Katsuhiko Momoi worked initially as Internationalization Evangelist after joining Netscape. He is currently Principal Software Development QA Engineer for the International Client Products Group working on Mozilla/Netscape 6 development covering international mail, writing international user interface specifications and organizing international Mozilla QA volunteers. Beginning soon, he will be assuming a new role of international marketing manager and technology evangelist for web standards and embedding. Prior to joining Netscape, he taught Japanese Language and Linguistics at Ohio State University, University of Minnesota, and St. Cloud State University. He holds a BA from Indiana University and a MA from Pennsylvania State University and completed Ph.D. course requirements at University of Chicago, all in Linguistics. His publications include papers in general and Japanese linguistics, software localization, internationalization, and Asian languages.

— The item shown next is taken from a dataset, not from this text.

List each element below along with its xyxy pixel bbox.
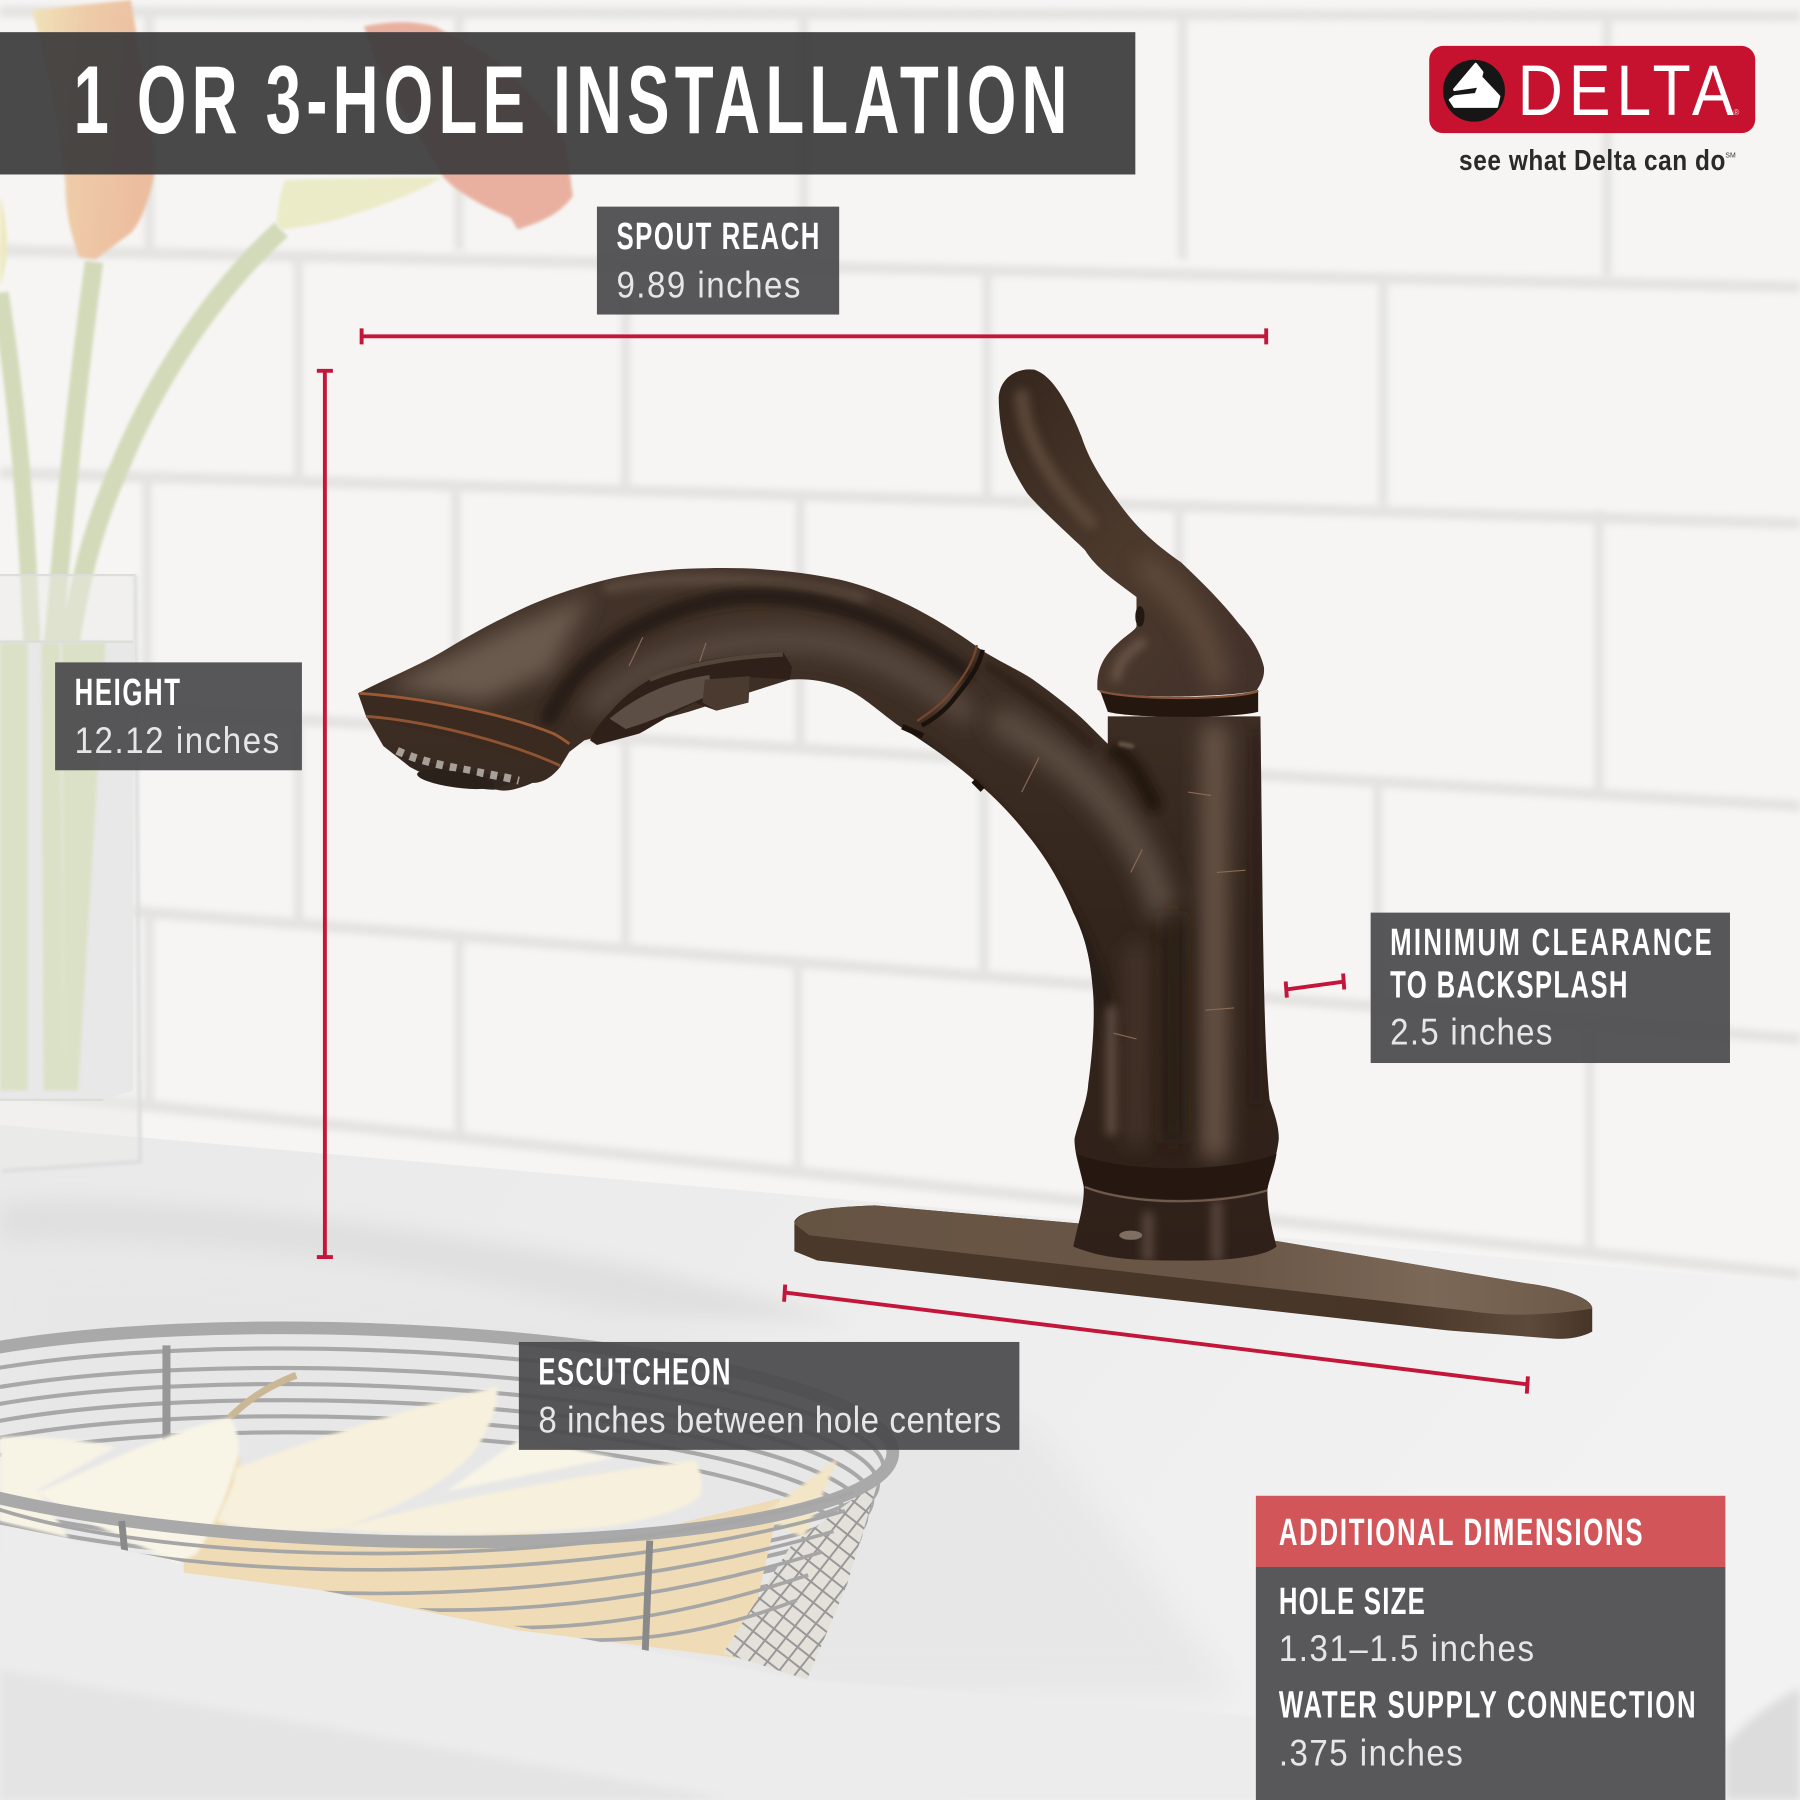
wand collar ring <box>922 650 983 726</box>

Naoki Hotta is a senior software development engineer. He has been the main engineer for implementing Mozilla/Netscape 6 international features and is currently working on the next version of Mozilla/Netscape 6.x Mail as well as handling all the international bugs filed by non-Netscape contributors to Mozilla. Prior to joining Netscape, he worked for Adobe systems (PageMaker, Adobe Type Manager). He holds a BA in Psychology from Rikkyo University.